- Drugs List
- Therapeutic Indications
- Precautions and Warnings
- Pregnancy and Lactation
- Side Effects
Tablets containing quinagolide
Optimal dose should be titrated individually based on the prolactin-lowering effect and the patient's tolerance of therapy.
Administer at bedtime to avoid problems of orthostatic hypotension.
Initially treatment begins with the "starter pack" of 25 micrograms daily for 3 days, followed by 50 micrograms daily for 3 days. From day 7, the recommended dose is 75 micrograms daily.
If necessary, increase the dose gradually to the optimal dose in each case, which is usually in the range 75 to 150 micrograms daily.
If doses above 300 micrograms are required, increase by increments of 75 to 150 micrograms at intervals of at least 4 weeks until either a satisfactory therapeutic response is achieved, or reduced tolerability requiring the discontinuation of treatment occurs.
Patients with Renal Impairment
The manufacturer does not recommend use in patients with renal impairment due to lack of data, however, the Renal Drug Handbook recommends the following:
Renal impairment GFR less than 50 ml/minute
Start with low dose and titrate according to response.
To be taken orally with some food at bedtime.
Children under 18 years
Precautions and Warnings
Glucose-galactose malabsorption syndrome
History of psychosis
Advise hypotension may initially affect ability to drive/operate machinery
Advise patient somnolence may affect ability to drive or operate machinery
Monitor blood pressure during titration and early maintenance treatment
Monitor patients for impulse control disorders
Review treatment if impulse control disorders symptoms occur
Discontinue if psychiatric disturbances develop
Dopamine agonists have been associated with pathological gambling
Pregnancy confirmed: Discontinue this medication
Female: Barrier or non-hormonal contraception required during treatment
Advise patient/carer about symptoms of impulse control disorders
Postural hypotension may result in syncope. Monitor blood pressure, both lying and standing, during titration and early maintenance treatment.
Pregnancy and Lactation
Quinagolide is contraindicated in pregnancy.
Data from animal studies does not indicate any teratogenic or embryotoxic potential, however experience with pregnant women is limited. Patients wishing to conceive should discontinue treatment once pregnancy is confirmed, unless there is a medical reason for continuing treatment. No increased incidence of abortion has been observed when treatment is discontinued at this point.
If pregnancy occurs in the presence of a pituitary adenoma and treatment has been stopped, close supervision is required throughout pregnancy.

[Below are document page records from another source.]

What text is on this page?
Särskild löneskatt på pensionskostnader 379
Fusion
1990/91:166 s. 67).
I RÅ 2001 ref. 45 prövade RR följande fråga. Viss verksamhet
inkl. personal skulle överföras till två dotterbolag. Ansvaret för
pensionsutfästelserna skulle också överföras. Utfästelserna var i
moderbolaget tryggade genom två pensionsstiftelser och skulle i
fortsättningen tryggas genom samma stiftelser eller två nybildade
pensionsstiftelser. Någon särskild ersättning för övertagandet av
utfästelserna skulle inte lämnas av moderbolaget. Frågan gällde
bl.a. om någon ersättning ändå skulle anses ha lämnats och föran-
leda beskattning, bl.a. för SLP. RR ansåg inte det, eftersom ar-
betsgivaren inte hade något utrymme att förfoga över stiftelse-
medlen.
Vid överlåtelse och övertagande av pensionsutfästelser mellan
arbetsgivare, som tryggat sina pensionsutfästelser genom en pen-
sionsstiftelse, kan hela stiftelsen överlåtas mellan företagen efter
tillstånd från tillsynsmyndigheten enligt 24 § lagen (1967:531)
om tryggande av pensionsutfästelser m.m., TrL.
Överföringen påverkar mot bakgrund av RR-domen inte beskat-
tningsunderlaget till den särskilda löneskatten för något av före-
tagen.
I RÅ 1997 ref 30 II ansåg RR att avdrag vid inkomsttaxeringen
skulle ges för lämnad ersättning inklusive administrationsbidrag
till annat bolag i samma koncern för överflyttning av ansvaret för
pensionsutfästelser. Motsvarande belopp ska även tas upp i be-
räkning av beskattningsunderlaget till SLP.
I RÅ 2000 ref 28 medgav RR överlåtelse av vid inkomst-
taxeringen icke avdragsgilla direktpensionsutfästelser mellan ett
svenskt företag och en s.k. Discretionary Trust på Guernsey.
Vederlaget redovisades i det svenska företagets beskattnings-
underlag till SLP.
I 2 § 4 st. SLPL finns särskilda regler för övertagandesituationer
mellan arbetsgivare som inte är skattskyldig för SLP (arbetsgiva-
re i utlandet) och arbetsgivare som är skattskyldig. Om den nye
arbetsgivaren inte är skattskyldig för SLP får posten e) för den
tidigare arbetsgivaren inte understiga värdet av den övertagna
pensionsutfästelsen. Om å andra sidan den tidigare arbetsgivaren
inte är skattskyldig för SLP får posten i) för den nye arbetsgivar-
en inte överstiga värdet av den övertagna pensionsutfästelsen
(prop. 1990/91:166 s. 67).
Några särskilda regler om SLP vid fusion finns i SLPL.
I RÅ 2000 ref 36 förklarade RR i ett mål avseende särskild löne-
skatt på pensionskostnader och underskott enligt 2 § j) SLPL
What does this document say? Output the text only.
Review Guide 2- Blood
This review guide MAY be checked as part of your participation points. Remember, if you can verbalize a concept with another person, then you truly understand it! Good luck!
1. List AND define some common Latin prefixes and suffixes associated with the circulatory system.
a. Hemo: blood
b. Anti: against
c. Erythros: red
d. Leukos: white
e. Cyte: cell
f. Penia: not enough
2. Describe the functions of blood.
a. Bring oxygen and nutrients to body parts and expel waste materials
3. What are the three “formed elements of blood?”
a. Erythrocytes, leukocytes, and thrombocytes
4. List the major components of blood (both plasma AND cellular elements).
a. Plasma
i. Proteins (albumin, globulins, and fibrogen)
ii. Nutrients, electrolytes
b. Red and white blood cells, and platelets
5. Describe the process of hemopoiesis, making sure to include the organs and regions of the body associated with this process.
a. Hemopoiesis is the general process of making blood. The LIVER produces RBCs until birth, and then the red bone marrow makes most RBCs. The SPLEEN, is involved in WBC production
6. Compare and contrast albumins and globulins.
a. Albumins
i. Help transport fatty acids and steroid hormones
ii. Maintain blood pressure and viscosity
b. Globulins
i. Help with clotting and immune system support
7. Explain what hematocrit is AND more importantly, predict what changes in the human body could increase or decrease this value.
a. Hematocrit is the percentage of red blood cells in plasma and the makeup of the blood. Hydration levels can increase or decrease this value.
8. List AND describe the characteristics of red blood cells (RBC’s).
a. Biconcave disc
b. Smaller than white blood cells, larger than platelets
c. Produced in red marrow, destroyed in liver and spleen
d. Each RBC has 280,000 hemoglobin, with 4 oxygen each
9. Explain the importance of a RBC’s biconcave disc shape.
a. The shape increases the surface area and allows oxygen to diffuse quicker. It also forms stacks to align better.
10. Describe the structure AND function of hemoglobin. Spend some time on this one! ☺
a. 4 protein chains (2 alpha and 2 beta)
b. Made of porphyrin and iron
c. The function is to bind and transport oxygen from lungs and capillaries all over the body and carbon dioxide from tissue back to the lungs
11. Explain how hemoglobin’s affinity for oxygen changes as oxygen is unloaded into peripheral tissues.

There are limited cases of quinagolide used throughout pregnancy, however, no abnormal outcomes have been noted (Schaefer, 2007).
The use of all medication in pregnancy should be avoided whenever possible; particularly in the first trimester. Non-drug treatments should also be considered. When essential, a medication with the best safety record over time should be chosen, employing the lowest effective dose for the shortest possible time. Polypharmacy should be avoided. Teratogens taken in the pre-embryonic period, often quoted as lasting until 14 to 17 days post-conception, are believed to have an all-or-nothing effect. Where drugs have a short half-life, and when the date of conception is certain, this may allow women to be reassured where drug exposure has occurred within this time frame. Further advice may be available from the UK National Teratology Information Service (NTIS) and through ToxBase, available via password on the internet ( www.toxbase.org ) or if this is unavailable at the backup site ( www.toxbasebackup.org ).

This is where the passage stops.